記録によれば、本件につき東京高等裁判所が昭和二五年一二月二八日言渡した判決は即日上告人の訴訟代理人成富信夫に対し民訴一六三条所定の方法により送達されたことが明かである。ところが本件上告申立書が当裁判所に提出されたのは右送達の日から二週間の上告申立期間を経過した後の昭和二六年一月二〇日であるから、本件上告は不適法として却下すべきものである。

尤も審尋の結果によると、右送達にあたり、原判決正本は送達名宛人たる前記成富信夫自身に交付されたものではなく、弁護士御手洗文麿に交付されたものであることを窺うに足りる。

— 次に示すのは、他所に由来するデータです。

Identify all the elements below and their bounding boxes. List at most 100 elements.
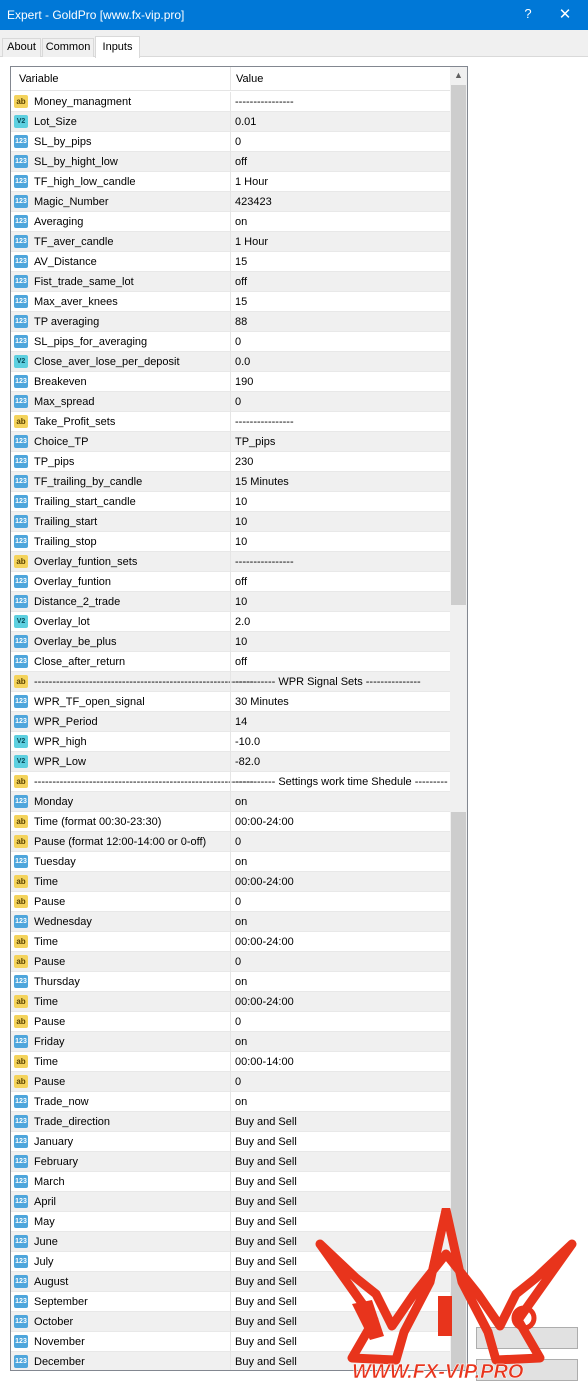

併し、右弁護士御手洗文麿は当時弁護士成富信夫の主宰する法律事務所に常勤し、同人の指揮命令を受けて法律事務に従事していた者であつて、原裁判所係書記官からあらかじめ交付を受けた判決正本送達のための送達報告書用紙を右事務所に持帰り、受領者欄に成富信夫の記名押印をした上、これを原裁判所に持参し係書記官から原判決正本の交付を受けたものであること並に右正本の受領及びそのためにする印鑑の使用については特に成富信夫から明示の許諾を得ていなかつたが、かねて同人から原判決謄本の受領方を命ぜられ印鑑の使用を許されていたので、右印鑑を用いて原判決正本を同時に受領しても敢て同人の意に反するものとは思われない状況であつたことは、いずれも上告代理人提出の陳述書に添付された御手洗文麿名義の始末書に徴してこれを認め得る。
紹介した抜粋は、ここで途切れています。